At one time in my life I thought of myself as one helluva talented dumpster diver and a professional son of a bitch with an eye for detail who, in a micro-second, could spot a rare trashed treasure at a hundred paces. Since I have some history and knowledge on this subject, and since these are tough economic times when many of us need to find ways to cut corners and you may be tempted to take up the hobby of dumpster diving, I thought I’d suggest some rules of etiquette and some safety measures that novices may not have considered.

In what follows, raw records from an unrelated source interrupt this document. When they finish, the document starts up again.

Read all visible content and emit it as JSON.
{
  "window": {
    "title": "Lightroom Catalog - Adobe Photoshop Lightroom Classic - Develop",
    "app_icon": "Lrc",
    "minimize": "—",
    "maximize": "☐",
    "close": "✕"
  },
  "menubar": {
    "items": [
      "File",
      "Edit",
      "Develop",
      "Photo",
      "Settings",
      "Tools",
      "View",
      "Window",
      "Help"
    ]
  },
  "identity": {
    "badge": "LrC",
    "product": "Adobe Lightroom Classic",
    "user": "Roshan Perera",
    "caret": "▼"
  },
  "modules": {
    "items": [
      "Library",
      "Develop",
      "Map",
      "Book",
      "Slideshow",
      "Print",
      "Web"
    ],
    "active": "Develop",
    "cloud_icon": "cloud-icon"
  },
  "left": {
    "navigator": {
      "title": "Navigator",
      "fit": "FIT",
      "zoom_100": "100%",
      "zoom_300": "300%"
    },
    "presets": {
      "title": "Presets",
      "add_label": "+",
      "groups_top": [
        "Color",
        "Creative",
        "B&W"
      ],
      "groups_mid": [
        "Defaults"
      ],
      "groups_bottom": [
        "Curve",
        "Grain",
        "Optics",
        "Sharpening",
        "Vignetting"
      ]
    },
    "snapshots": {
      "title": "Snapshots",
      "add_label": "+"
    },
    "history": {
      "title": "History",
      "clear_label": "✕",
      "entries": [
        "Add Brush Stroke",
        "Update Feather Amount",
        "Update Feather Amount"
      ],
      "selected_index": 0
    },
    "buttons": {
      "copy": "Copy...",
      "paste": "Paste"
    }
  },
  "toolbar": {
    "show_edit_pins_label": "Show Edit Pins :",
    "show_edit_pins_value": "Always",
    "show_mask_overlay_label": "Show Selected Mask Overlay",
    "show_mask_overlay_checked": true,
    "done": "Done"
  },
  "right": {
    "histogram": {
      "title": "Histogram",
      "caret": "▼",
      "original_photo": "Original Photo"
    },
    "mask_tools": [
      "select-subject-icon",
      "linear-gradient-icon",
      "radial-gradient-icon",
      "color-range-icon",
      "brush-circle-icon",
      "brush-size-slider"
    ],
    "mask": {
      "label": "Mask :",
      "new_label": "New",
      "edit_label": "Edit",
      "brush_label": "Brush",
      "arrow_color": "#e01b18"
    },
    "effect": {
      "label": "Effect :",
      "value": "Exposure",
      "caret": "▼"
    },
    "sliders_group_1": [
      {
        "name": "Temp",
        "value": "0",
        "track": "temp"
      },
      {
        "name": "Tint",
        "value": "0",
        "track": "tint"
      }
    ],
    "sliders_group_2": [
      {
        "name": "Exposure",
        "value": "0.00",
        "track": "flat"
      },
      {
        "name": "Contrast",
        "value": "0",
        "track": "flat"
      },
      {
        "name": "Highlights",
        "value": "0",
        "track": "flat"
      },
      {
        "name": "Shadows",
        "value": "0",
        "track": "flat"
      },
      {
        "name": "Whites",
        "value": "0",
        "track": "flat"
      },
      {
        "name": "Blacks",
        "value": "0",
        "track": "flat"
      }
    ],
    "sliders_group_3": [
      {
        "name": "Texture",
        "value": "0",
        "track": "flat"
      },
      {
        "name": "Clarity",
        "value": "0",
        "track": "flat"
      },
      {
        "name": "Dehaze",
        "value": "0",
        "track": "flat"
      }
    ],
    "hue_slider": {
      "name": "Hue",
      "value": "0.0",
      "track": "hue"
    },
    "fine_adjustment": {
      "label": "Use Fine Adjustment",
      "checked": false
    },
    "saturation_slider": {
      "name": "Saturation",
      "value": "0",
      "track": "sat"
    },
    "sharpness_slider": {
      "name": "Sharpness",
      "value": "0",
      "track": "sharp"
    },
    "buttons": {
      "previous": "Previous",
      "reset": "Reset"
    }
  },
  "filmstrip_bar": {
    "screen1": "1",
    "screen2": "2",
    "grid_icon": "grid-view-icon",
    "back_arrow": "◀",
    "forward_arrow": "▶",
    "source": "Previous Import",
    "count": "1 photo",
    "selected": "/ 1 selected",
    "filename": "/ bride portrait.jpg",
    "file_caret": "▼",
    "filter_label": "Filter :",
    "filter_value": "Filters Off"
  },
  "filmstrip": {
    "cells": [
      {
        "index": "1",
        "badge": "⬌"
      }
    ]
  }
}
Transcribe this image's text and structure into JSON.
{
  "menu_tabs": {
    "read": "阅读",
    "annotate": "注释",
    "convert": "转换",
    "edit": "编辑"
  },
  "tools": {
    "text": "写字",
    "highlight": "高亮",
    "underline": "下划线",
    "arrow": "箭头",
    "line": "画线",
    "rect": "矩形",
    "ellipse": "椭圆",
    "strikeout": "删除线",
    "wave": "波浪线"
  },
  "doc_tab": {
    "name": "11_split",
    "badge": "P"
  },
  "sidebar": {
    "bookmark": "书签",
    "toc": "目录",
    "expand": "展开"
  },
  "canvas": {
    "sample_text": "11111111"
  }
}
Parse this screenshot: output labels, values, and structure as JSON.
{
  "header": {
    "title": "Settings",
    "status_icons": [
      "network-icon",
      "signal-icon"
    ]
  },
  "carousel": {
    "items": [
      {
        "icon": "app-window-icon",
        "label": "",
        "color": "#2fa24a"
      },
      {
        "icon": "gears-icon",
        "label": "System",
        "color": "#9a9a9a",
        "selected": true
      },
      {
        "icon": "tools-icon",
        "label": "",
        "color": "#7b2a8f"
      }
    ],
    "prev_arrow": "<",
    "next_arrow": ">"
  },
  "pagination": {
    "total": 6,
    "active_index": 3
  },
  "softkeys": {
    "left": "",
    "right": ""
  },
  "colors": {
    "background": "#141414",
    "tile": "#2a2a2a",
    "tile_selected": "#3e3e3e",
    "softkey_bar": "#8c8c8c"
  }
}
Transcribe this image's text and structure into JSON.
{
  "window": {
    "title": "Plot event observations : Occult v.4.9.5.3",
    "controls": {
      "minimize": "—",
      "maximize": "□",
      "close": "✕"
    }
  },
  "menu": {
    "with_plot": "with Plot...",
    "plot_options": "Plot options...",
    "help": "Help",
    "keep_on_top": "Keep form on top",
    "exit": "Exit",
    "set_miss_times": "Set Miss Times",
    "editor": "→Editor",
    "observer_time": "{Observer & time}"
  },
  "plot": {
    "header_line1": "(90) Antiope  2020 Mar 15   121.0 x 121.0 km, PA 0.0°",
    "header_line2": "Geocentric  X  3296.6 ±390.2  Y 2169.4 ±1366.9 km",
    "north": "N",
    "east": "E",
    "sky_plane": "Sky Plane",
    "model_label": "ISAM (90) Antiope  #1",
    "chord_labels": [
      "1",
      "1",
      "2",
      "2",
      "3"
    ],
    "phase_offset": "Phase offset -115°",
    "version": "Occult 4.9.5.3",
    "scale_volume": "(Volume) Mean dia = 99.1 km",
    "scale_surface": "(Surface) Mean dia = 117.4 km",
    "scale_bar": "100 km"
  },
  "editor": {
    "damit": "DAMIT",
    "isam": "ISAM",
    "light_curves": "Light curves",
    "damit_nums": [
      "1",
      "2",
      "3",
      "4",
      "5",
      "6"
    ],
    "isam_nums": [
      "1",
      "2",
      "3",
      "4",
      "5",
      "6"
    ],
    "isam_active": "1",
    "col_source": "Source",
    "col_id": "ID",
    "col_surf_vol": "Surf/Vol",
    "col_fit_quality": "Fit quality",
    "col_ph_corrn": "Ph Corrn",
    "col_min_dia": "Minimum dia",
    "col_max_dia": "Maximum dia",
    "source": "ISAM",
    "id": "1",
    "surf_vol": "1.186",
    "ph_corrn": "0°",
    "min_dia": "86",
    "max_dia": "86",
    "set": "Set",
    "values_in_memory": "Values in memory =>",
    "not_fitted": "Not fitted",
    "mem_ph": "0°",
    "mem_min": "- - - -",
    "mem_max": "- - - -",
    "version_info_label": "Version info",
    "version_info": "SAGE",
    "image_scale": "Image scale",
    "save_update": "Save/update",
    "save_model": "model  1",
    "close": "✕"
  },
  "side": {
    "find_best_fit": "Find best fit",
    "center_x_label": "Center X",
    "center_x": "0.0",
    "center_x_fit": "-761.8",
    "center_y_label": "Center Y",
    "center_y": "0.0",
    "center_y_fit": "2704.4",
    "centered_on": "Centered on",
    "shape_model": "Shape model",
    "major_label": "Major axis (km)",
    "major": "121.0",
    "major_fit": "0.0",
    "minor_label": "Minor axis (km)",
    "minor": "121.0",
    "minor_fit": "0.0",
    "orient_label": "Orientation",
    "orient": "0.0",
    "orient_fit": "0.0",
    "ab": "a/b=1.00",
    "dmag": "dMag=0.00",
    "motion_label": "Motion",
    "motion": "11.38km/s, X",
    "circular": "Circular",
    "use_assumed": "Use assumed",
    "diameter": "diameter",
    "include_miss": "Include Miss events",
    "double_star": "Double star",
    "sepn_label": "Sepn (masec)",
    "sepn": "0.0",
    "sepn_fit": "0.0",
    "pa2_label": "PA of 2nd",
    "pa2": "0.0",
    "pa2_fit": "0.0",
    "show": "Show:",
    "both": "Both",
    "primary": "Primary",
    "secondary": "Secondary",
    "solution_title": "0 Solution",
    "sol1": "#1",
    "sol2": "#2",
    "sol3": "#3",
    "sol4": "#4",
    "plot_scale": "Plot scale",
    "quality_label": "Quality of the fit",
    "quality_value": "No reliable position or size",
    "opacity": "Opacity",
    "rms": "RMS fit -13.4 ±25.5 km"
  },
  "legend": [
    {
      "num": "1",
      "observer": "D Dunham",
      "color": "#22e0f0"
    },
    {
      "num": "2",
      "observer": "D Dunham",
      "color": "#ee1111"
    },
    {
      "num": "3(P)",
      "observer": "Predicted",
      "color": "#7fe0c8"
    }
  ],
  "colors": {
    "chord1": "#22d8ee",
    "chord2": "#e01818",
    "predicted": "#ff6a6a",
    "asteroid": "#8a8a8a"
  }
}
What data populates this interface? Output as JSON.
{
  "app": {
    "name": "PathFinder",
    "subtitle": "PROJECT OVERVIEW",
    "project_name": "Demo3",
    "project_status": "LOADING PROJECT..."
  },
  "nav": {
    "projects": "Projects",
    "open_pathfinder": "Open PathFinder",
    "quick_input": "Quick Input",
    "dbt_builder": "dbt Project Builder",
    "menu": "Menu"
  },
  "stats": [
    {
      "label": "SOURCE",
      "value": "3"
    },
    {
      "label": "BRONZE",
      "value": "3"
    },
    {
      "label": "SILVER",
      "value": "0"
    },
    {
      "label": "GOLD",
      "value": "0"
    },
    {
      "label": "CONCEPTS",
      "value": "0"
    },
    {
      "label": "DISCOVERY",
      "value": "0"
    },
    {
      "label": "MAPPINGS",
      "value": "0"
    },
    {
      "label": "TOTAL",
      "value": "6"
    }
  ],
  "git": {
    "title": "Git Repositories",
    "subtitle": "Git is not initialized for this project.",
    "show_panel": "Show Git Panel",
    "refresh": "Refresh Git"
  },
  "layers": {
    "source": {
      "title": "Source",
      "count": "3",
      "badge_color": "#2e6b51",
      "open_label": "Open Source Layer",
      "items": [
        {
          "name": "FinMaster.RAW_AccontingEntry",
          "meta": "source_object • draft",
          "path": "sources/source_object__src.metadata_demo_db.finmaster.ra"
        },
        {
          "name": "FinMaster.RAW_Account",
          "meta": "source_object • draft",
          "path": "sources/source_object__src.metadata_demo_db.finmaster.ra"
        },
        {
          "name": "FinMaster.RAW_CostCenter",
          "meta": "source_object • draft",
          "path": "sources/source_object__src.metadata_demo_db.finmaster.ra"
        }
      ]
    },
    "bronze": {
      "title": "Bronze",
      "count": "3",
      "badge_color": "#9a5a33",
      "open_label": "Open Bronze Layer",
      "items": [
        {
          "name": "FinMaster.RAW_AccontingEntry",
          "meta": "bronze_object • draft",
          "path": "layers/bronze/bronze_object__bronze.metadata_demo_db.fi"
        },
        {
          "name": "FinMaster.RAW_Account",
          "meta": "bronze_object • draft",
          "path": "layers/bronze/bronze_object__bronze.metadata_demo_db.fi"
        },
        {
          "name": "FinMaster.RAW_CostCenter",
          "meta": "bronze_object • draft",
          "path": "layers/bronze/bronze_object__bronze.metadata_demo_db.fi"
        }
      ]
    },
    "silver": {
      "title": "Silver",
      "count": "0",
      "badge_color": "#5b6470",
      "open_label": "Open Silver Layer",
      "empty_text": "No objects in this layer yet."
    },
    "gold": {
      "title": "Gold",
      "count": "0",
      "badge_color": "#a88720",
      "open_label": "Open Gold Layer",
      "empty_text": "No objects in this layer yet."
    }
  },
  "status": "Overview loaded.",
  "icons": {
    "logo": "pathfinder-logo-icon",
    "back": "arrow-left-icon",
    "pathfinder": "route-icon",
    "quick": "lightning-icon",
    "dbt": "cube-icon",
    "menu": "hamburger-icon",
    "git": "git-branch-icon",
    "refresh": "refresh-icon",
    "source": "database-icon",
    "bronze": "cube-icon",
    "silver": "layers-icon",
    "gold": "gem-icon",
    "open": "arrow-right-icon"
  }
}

Here are some tips:
#2- Never climb into a dumpster at a hospital; you don’t mess with medical or hazardous waste. That’s a job for HAZMAT. Between sick sheets, icky crap and errant needles, it's not a good place to hang… besides, I’m pretty sure you would find nothing worthwhile. If there was any good stuff to be had, like furniture or books, it’s already been pilfered by hospital employees, that’s why they work there.
#14- Beware of dumpster lids, they’re heavier than you think and lids have a tendency to slam down suddenly and unrepentantly in windy or even slightly breezy conditions. As with many aspects of the dive, shit happens quickly, and when you least expect it. I’ve always blamed accidents on the "garbage ghost," that nasty invisible demon that lurks in many a dumpster, protecting its secrets, seeking revenge for all its stolen and landfill-destined artifacts.
#11- Wear protective clothing that covers your legs and arms. Gloves are always a good idea, if for no other reason than you won’t leave any fingerprints. Wear good shoes or boots with solid soles: sharp objects are not a lot of fun and are inevitably hidden.